Answers needed on racial bias data
If you see the flashing lights of a state trooper patrol car behind you and you’re black or Hispanic, you’re three times more likely to be asked by the trooper if she or he can search your car.
Those are the disturbing findings of an analysis of 2009 state police traffic stops by the American Civil Liberties Union of Illinois.
Blacks and Hispanics were three times more likely than whites to be asked to submit to a “consent search” in 2009, even though searches of white drivers more often uncovered drugs, alcohol or weapons.
That’s actually an improvement. In 2006, The Associated Press recently reported, Hispanics were nearly four times more likely to be asked to consent to a search.
The ACLU filed a complaint last week based on the results of its findings, but Tuesday, the state police denied any racial bias in deciding whom to ask permission to conduct searches.
“In 2009, ISP requested consent from 2 out of every 1,000 motorists stopped. This statistic demonstrates that troopers ... are not abusing the use of consent searches,” department spokesman Scott Compton said in a statement to the AP. He said state police are less likely than other police to seek permission to search minority drivers.

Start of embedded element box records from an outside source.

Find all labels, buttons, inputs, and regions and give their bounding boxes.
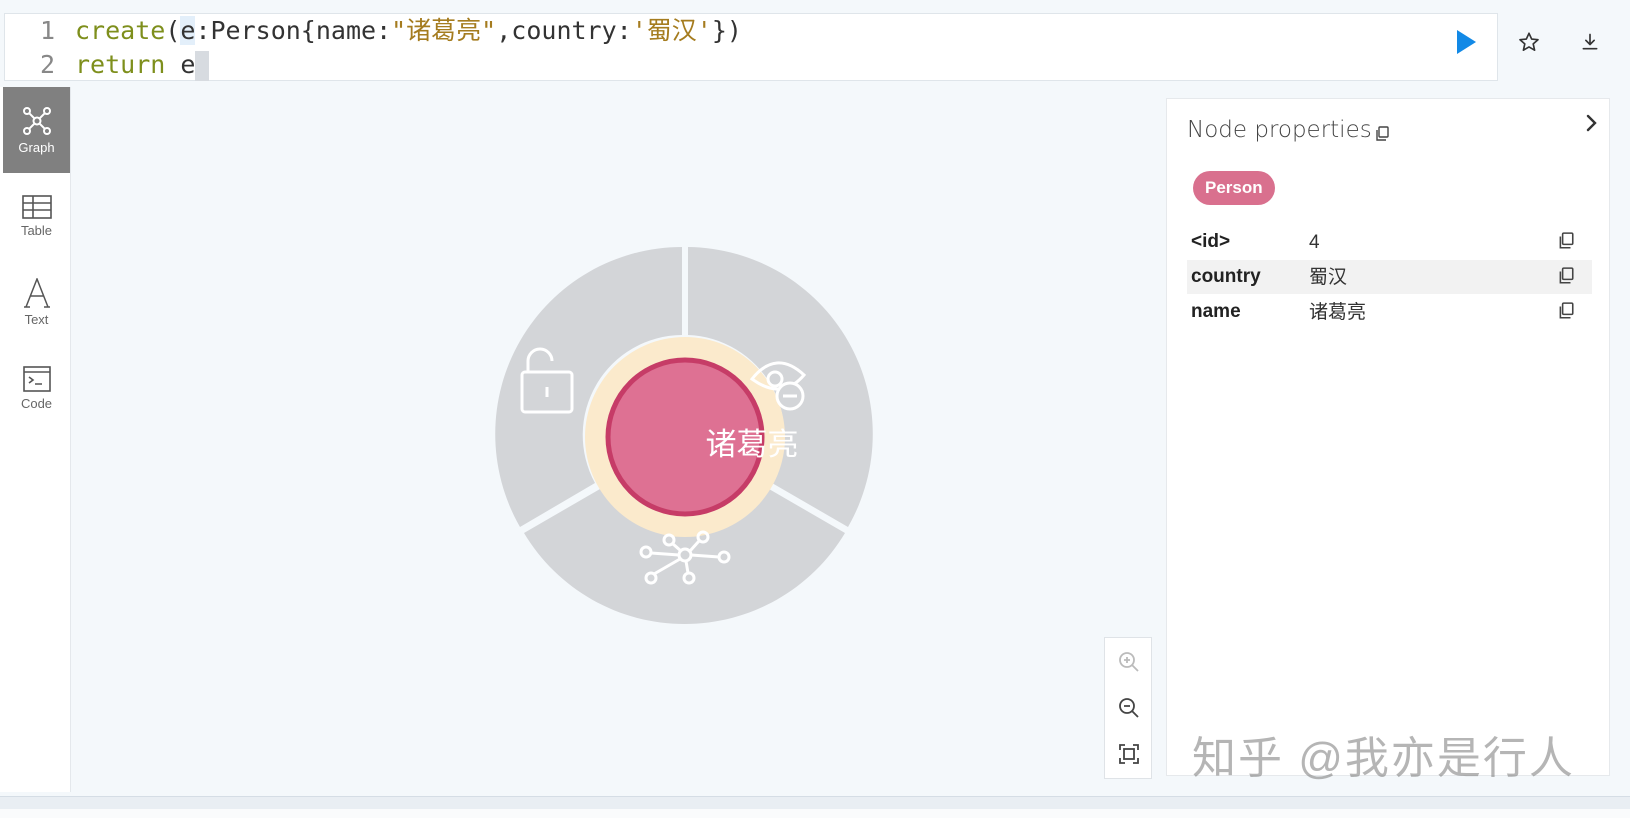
sidebar-item-text[interactable]: Text (3, 259, 70, 345)
code-key: name: (315, 16, 392, 45)
code-comma: , (496, 16, 512, 45)
download-button[interactable] (1570, 22, 1610, 62)
sidebar-item-label: Table (20, 222, 53, 238)
property-row: name 诸葛亮 (1187, 295, 1592, 329)
code-label: :Person (195, 16, 301, 45)
graph-icon (22, 106, 51, 135)
favorite-button[interactable] (1509, 22, 1549, 62)
property-row: <id> 4 (1187, 225, 1592, 259)
text-cursor (195, 51, 210, 81)
fit-to-screen-button[interactable] (1117, 742, 1141, 766)
node-label-chip[interactable]: Person (1193, 171, 1275, 205)
code-variable: e (180, 16, 196, 45)
view-sidebar: Graph Table Text Code (0, 87, 71, 792)
line-number: 1 (39, 16, 55, 45)
sidebar-item-label: Graph (18, 139, 55, 155)
node-properties-panel: Node properties Person <id> 4 country 蜀汉… (1166, 98, 1610, 776)
property-row: country 蜀汉 (1187, 260, 1592, 294)
collapse-panel-button[interactable] (1580, 112, 1602, 134)
zoom-in-button[interactable] (1117, 650, 1141, 674)
code-brace: }) (711, 16, 742, 45)
sidebar-item-label: Text (24, 311, 49, 327)
code-key: country: (511, 16, 632, 45)
graph-svg (495, 247, 873, 625)
query-editor[interactable]: 1 create(e:Person{name:"诸葛亮",country:'蜀汉'… (4, 13, 1498, 81)
code-icon (22, 365, 51, 392)
run-button[interactable] (1446, 22, 1486, 62)
property-key: country (1191, 266, 1261, 287)
zoom-out-button[interactable] (1117, 696, 1141, 720)
watermark: 知乎 @我亦是行人 (1192, 734, 1575, 783)
download-icon (1582, 33, 1598, 50)
star-icon (1519, 32, 1539, 51)
graph-canvas[interactable]: 诸葛亮 (70, 87, 1162, 792)
code-line-1: 1 create(e:Person{name:"诸葛亮",country:'蜀汉'… (5, 14, 742, 48)
play-icon (1457, 30, 1476, 54)
sidebar-item-code[interactable]: Code (3, 345, 70, 431)
property-value: 4 (1309, 232, 1320, 253)
code-paren: ( (165, 16, 181, 45)
code-line-2: 2 return e (5, 48, 210, 82)
sidebar-item-label: Code (20, 395, 53, 411)
panel-title: Node properties (1187, 117, 1372, 143)
zoom-out-icon (1119, 698, 1139, 718)
copy-icon[interactable] (1557, 267, 1575, 285)
fit-icon (1119, 744, 1139, 764)
code-keyword: return (75, 50, 166, 79)
text-icon (23, 277, 50, 308)
code-brace: { (300, 16, 316, 45)
property-value: 诸葛亮 (1309, 302, 1367, 323)
chevron-right-icon (1586, 114, 1597, 132)
sidebar-item-graph[interactable]: Graph (3, 87, 70, 173)
code-string: '蜀汉' (631, 16, 712, 45)
table-icon (21, 194, 52, 219)
property-key: name (1191, 301, 1241, 322)
property-value: 蜀汉 (1309, 267, 1348, 288)
copy-icon[interactable] (1557, 232, 1575, 250)
zoom-controls (1104, 637, 1152, 779)
bottom-strip (0, 796, 1630, 818)
code-variable: e (180, 50, 196, 79)
code-keyword: create (75, 16, 166, 45)
node-label: 诸葛亮 (705, 427, 799, 462)
copy-icon[interactable] (1557, 302, 1575, 320)
code-string: "诸葛亮" (391, 16, 497, 45)
line-number: 2 (39, 50, 55, 79)
sidebar-item-table[interactable]: Table (3, 173, 70, 259)
copy-icon[interactable] (1374, 126, 1390, 142)
zoom-in-icon (1119, 652, 1139, 672)
property-key: <id> (1191, 231, 1231, 252)
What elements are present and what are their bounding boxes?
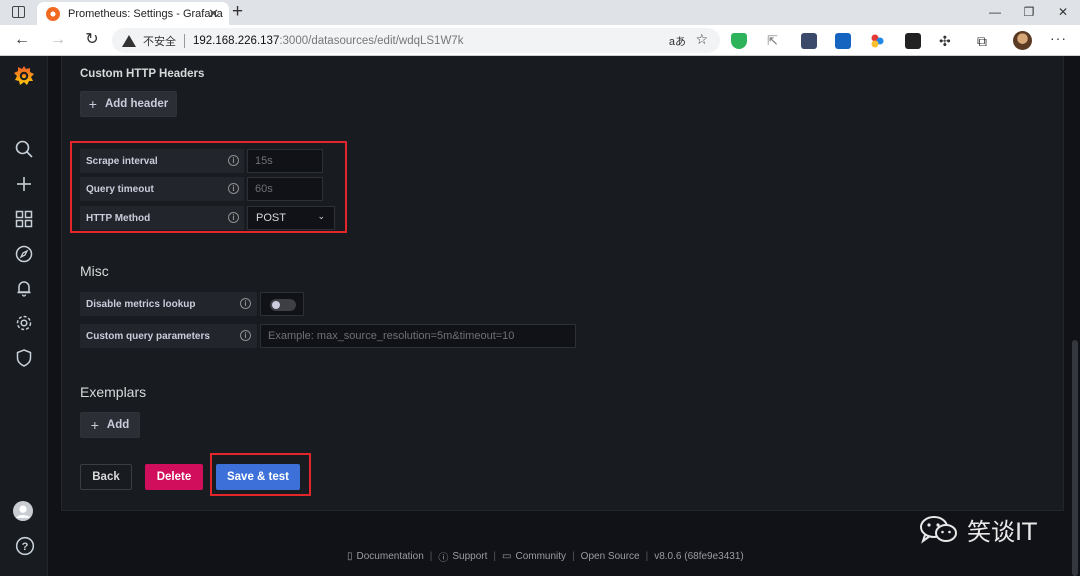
disable-metrics-lookup-toggle-wrap — [260, 292, 304, 316]
footer-open-source-link[interactable]: Open Source — [581, 551, 640, 562]
shield-extension-icon[interactable] — [731, 33, 747, 49]
exemplars-title: Exemplars — [80, 384, 147, 400]
browser-tab-bar: Prometheus: Settings - Grafana ✕ + — ❐ ✕ — [0, 0, 1080, 25]
url-path: :3000/datasources/edit/wdqLS1W7k — [279, 34, 464, 47]
question-circle-icon: ⓘ — [438, 553, 449, 564]
scrollbar[interactable] — [1070, 56, 1080, 576]
grafana-sidebar: ? — [0, 56, 48, 576]
footer-community-link[interactable]: Community — [515, 551, 566, 562]
collections-icon[interactable]: ⧉ — [977, 33, 993, 49]
new-tab-button[interactable]: + — [232, 1, 243, 23]
restore-icon[interactable]: ❐ — [1012, 0, 1046, 25]
search-icon[interactable] — [14, 139, 34, 159]
custom-http-headers-title: Custom HTTP Headers — [80, 68, 205, 80]
disable-metrics-lookup-label: Disable metrics lookup i — [80, 292, 257, 316]
warning-icon — [122, 34, 136, 47]
highlight-box-settings — [70, 141, 347, 233]
refresh-icon[interactable]: ↻ — [82, 30, 102, 50]
footer-documentation-link[interactable]: Documentation — [357, 551, 424, 562]
extensions-icon[interactable]: ✣ — [939, 33, 955, 49]
tab-title: Prometheus: Settings - Grafana — [68, 7, 223, 20]
add-exemplar-button[interactable]: + Add — [80, 412, 140, 438]
plus-icon: + — [90, 417, 99, 433]
footer-version: v8.0.6 (68fe9e3431) — [654, 551, 744, 562]
create-plus-icon[interactable] — [14, 174, 34, 194]
browser-tab[interactable]: Prometheus: Settings - Grafana ✕ — [37, 2, 229, 25]
browser-toolbar: ← → ↻ 不安全 192.168.226.137 :3000/datasour… — [0, 25, 1080, 56]
watermark: 笑谈IT — [919, 512, 1037, 547]
footer: ▯ Documentation | ⓘ Support | ▭ Communit… — [347, 551, 744, 564]
plus-icon: + — [88, 96, 97, 112]
delete-button[interactable]: Delete — [145, 464, 203, 490]
more-menu-icon[interactable]: ··· — [1050, 30, 1067, 46]
disable-metrics-lookup-toggle[interactable] — [270, 299, 296, 311]
add-header-button[interactable]: + Add header — [80, 91, 177, 117]
misc-title: Misc — [80, 263, 109, 279]
forward-arrow-icon[interactable]: → — [48, 30, 68, 50]
alerting-bell-icon[interactable] — [14, 278, 34, 298]
tab-actions-icon[interactable] — [12, 6, 25, 18]
url-host: 192.168.226.137 — [193, 34, 280, 47]
address-bar[interactable]: 不安全 192.168.226.137 :3000/datasources/ed… — [112, 28, 720, 53]
footer-support-link[interactable]: Support — [452, 551, 487, 562]
configuration-gear-icon[interactable] — [14, 313, 34, 333]
grafana-logo-icon[interactable] — [13, 65, 35, 87]
svg-text:?: ? — [22, 541, 29, 553]
custom-query-parameters-input[interactable]: Example: max_source_resolution=5m&timeou… — [260, 324, 576, 348]
window-controls: — ❐ ✕ — [978, 0, 1080, 25]
highlight-box-save — [210, 453, 311, 496]
info-icon[interactable]: i — [240, 298, 251, 309]
disable-metrics-lookup-text: Disable metrics lookup — [86, 298, 196, 310]
settings-card — [61, 56, 1064, 511]
bookmark-extension-icon[interactable] — [835, 33, 851, 49]
watermark-text: 笑谈IT — [967, 518, 1037, 546]
info-icon[interactable]: i — [240, 330, 251, 341]
add-exemplar-label: Add — [106, 419, 130, 431]
back-button[interactable]: Back — [80, 464, 132, 490]
media-extension-icon[interactable] — [905, 33, 921, 49]
help-icon[interactable]: ? — [15, 536, 35, 556]
back-arrow-icon[interactable]: ← — [12, 30, 32, 50]
custom-query-parameters-text: Custom query parameters — [86, 330, 210, 342]
dashboards-grid-icon[interactable] — [14, 209, 34, 229]
explore-compass-icon[interactable] — [14, 244, 34, 264]
scrollbar-thumb[interactable] — [1072, 340, 1078, 576]
grafana-favicon-icon — [46, 6, 60, 21]
favorite-star-icon[interactable]: ☆ — [695, 31, 708, 48]
user-avatar-icon[interactable] — [13, 501, 35, 523]
add-header-label: Add header — [104, 98, 169, 110]
custom-query-parameters-label: Custom query parameters i — [80, 324, 257, 348]
window-close-icon[interactable]: ✕ — [1046, 0, 1080, 25]
comment-icon: ▭ — [502, 551, 512, 562]
profile-avatar[interactable] — [1013, 31, 1032, 50]
wechat-icon — [919, 515, 959, 545]
server-admin-shield-icon[interactable] — [14, 348, 34, 368]
colorful-extension-icon[interactable] — [869, 33, 885, 49]
read-aloud-icon[interactable]: aあ — [669, 33, 686, 49]
insecure-label[interactable]: 不安全 — [143, 33, 176, 49]
puzzle-box-extension-icon[interactable] — [801, 33, 817, 49]
document-icon: ▯ — [347, 551, 353, 562]
cursor-extension-icon[interactable]: ⇱ — [767, 33, 783, 49]
tab-close-icon[interactable]: ✕ — [208, 6, 219, 22]
minimize-icon[interactable]: — — [978, 0, 1012, 25]
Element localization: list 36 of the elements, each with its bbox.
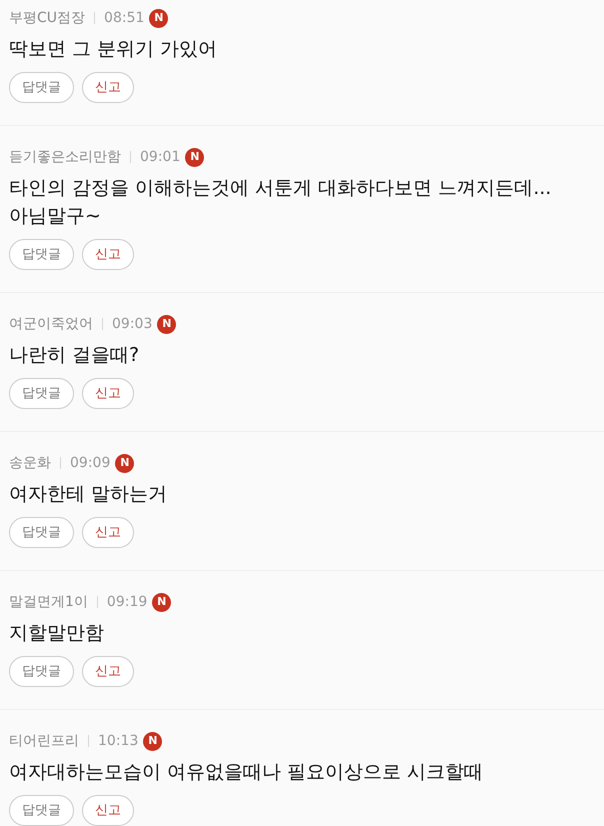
report-button[interactable]: 신고 — [82, 517, 134, 548]
reply-button[interactable]: 답댓글 — [9, 378, 74, 409]
reply-button[interactable]: 답댓글 — [9, 795, 74, 826]
reply-button[interactable]: 답댓글 — [9, 517, 74, 548]
new-badge: N — [115, 454, 134, 472]
author-name: 여군이죽었어 — [9, 314, 93, 334]
comment-text: 타인의 감정을 이해하는것에 서툰게 대화하다보면 느껴지든데... 아님말구~ — [9, 176, 552, 229]
comment-time: 09:01 — [140, 148, 180, 166]
reply-button[interactable]: 답댓글 — [9, 239, 74, 270]
comment-time: 10:13 — [98, 732, 138, 750]
author-name: 부평CU점장 — [9, 8, 86, 28]
new-badge: N — [152, 592, 172, 612]
report-button[interactable]: 신고 — [82, 795, 134, 826]
report-button[interactable]: 신고 — [82, 239, 134, 270]
comment-time: 09:09 — [70, 454, 110, 472]
comment-time: 09:19 — [106, 592, 148, 612]
new-badge: N — [185, 148, 204, 166]
reply-button[interactable]: 답댓글 — [9, 656, 74, 687]
comment-text: 여자한테 말하는거 — [9, 482, 168, 507]
new-badge: N — [143, 732, 162, 750]
comment-text: 나란히 걸을때? — [9, 343, 140, 368]
new-badge: N — [157, 314, 176, 334]
report-button[interactable]: 신고 — [82, 72, 134, 103]
comment-text: 지할말만함 — [9, 621, 105, 646]
report-button[interactable]: 신고 — [82, 656, 134, 687]
author-name: 말걸면게1이 — [9, 592, 88, 612]
comment-time: 08:51 — [104, 8, 144, 28]
comment-text: 여자대하는모습이 여유없을때나 필요이상으로 시크할때 — [9, 760, 484, 785]
reply-button[interactable]: 답댓글 — [9, 72, 74, 103]
author-name: 티어린프리 — [9, 732, 79, 750]
comment-text: 딱보면 그 분위기 가있어 — [9, 37, 218, 62]
new-badge: N — [149, 8, 168, 28]
author-name: 송운화 — [9, 454, 51, 472]
author-name: 듣기좋은소리만함 — [9, 148, 121, 166]
comment-time: 09:03 — [112, 314, 152, 334]
report-button[interactable]: 신고 — [82, 378, 134, 409]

It may very well be true that state police are not abusing consent searches generally, but the racial disparity is alarming after years of claims of racial bias by law enforcement in the suburbs, around the state and nation.
It’s a cause for concern, to say the least, that Compton would defend his agency by saying it’s doing better than others. That’s not the point.
We don’t think the evidence of a problem is strong enough yet to demand that state police be barred from asking drivers to search their vehicles. (Drivers don’t have to agree, but they do about 90 percent of the time.)
The searches did lead to state police seizing 2,069 firearms and more than 14,000 pounds of illegal drugs and making thousands of arrests for serious crimes in 2009.
Why is this still happening, especially when searches of white drivers’ vehicles turn up more contraband? The ACLU analysis showed only 177 of the consent searches turned up illegal items, but more than half of the contraband came from white drivers.
Why are racial minorities asked for a search three times more than whites?
That is the key question that deserves probing and honest answers from the Illinois State Police.
The ACLU wants the U.S. Justice Department to investigate and possibly bar the searches.
Gov. Pat Quinn asked his state police director to review the ACLU’s analysis. We urge the state police to do so with less defensiveness and more of an open mind than they have shown so far. If that doesn’t happen, the U.S. Justice Department may need to demand some answers.